The rise velocity of long gas bubbles (Taylor bubbles) in round tubes is modeled by an ovary ellipsoidal cap bubble rising in an irrotational flow of a viscous liquid. The analysis leads to an expression for the rise velocity that depends on the aspect ratio of the model ellipsoid and the Reynolds and Eötvös numbers. The aspect ratio of the best ellipsoid is selected to give the same rise velocity as the Taylor bubble at given values of the Eötvös and Reynolds numbers.
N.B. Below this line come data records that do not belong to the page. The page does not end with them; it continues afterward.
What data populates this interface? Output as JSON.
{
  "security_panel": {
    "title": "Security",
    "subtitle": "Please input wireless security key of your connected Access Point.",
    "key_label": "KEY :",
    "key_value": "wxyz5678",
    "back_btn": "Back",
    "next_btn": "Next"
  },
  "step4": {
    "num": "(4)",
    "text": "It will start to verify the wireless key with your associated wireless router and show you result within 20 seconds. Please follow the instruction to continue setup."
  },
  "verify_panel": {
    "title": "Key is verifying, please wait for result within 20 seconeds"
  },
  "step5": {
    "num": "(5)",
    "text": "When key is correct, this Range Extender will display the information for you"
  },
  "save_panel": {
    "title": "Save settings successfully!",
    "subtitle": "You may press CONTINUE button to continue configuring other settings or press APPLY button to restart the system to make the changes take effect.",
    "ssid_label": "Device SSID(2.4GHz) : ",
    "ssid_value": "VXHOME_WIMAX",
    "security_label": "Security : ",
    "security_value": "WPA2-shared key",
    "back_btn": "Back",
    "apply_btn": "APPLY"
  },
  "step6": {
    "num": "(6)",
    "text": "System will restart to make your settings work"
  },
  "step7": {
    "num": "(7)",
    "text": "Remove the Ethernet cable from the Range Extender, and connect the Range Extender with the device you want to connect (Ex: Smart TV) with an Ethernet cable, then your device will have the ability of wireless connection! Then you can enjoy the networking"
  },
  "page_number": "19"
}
The analysis leads to a prediction of the shape of the ovary ellipsoid that rises with same velocity as that of the Taylor bubble.

Introduction

The correlations given by Viana et al. (2003) convert all the published data on the normalized rise velocity Fr = U/(gD)1/2 into analytic expressions for the Froude velocity versus buoyancy Reynolds number, ReG = [D3g (ρl – ρg)ρl]1/2/μ for fixed ranges of the Eötvös number, Eö = gρlD2/σ, where D is the pipe diameter, ρl, ρg, and σ are densities and surface tension. Their plots give rise to power laws in Eö; the compositions of these separate power laws emerge as bipower laws for two separate flow regions for large- and small-buoyancy Reynolds numbers.